Some of the most common topics covered relate to species distribution models, climate studies and biodiversity informatics. Other research areas, like invasive species management and taxonomic treatment, showed a sharp decline. With more data on a global scale, it may be possible to create new theories and take research in new directions to understand the global scale of biodiversity science.

“When you are able to aggregate specimen and observation data from all over the world, we are able to study things on a scale previously untenable,” said Weingart.

Vestiges of Colonialism Remain

Surprisingly, the team also found the legacy of scientific colonialism in the modern aggregated environmental dataset. A visit to any natural history museum is rife with effects of colonial-inspired approaches to sample collection, and at times, theft. This approach has been codified in museums and environmental science over last several hundred years.

“In some ways, we are seeing GBIF reinforces this history,” said Weingart. “Certain countries are exporters of scientists and importers of data.”

The researchers found that many of the biodiversity studies were conducted in regions across the southern hemisphere but authored by researchers from countries in the northern hemisphere. In particular, the large amounts of data was collected from Latin American but gathered by researchers from European institutions. In fact, nearly 8% of regional studies were completed without authors from the study location, who could add nuance to the study results. 

“Though legacies of scientific colonialism persist, the open access integration of data shows promise towards a more global and diverse research community,” said Heberling. “By making these data publicly available online, these specimens are digitally repatriated back to the region they came from.

More Data, Please

Through this study, the team shows the value of large, international databases, lending support for American initiatives like the National Science Foundation’s Advancing Digitization of Biodiversity Collections program and similar programs around the world, as well as efforts to improve the global registry of the world’s natural history collections.
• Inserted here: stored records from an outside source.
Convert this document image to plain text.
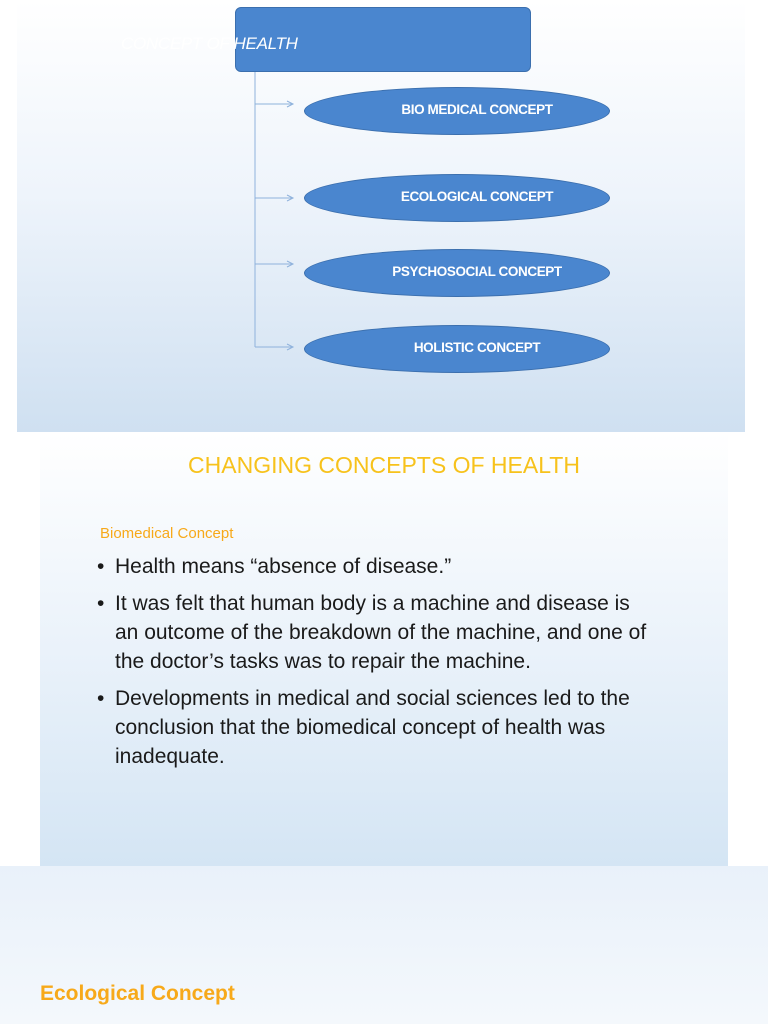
CONCEPT OF HEALTH
BIO MEDICAL CONCEPT
ECOLOGICAL CONCEPT
PSYCHOSOCIAL CONCEPT
HOLISTIC CONCEPT
CHANGING CONCEPTS OF HEALTH
Biomedical Concept
• Health means “absence of disease.”
• It was felt that human body is a machine and disease is an outcome of the breakdown of the machine, and one of the doctor’s tasks was to repair the machine.
• Developments in medical and social sciences led to the conclusion that the biomedical concept of health was inadequate.
Ecological Concept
According to Heberling, this review is far from complete. This study highlights the need for continued efforts to develop a new era of data-intensive biodiversity science that embraces information from a variety of fields, including environmental sciences and policy, evolutionary biology, conservation and human health. 

“Our review demonstrates the scientific and societal value of combining freely available biodiversity data from many different sources,” said Heberling. “We hope our analysis encourages new uses of these data.”


Weingart and Heberling were joined by Joseph T. Miller, Daniel Noesgaard and Dmitry Schigel of the Global Biodiversity Information Facility in Copenhagen, Denmark, on the project titled “Data integration enables global biodiversity synthesis.” The project received funds from the GBIF Secretariat. The Digital Sciences, Humanities, Arts: Research & Publishing (dSHARP) coalition is a team of CMU faculty and staff in University Libraries and the Dietrich College of Humanities and Social Sciences dedicated to advancing research and teaching involving digital tools, methods and sources.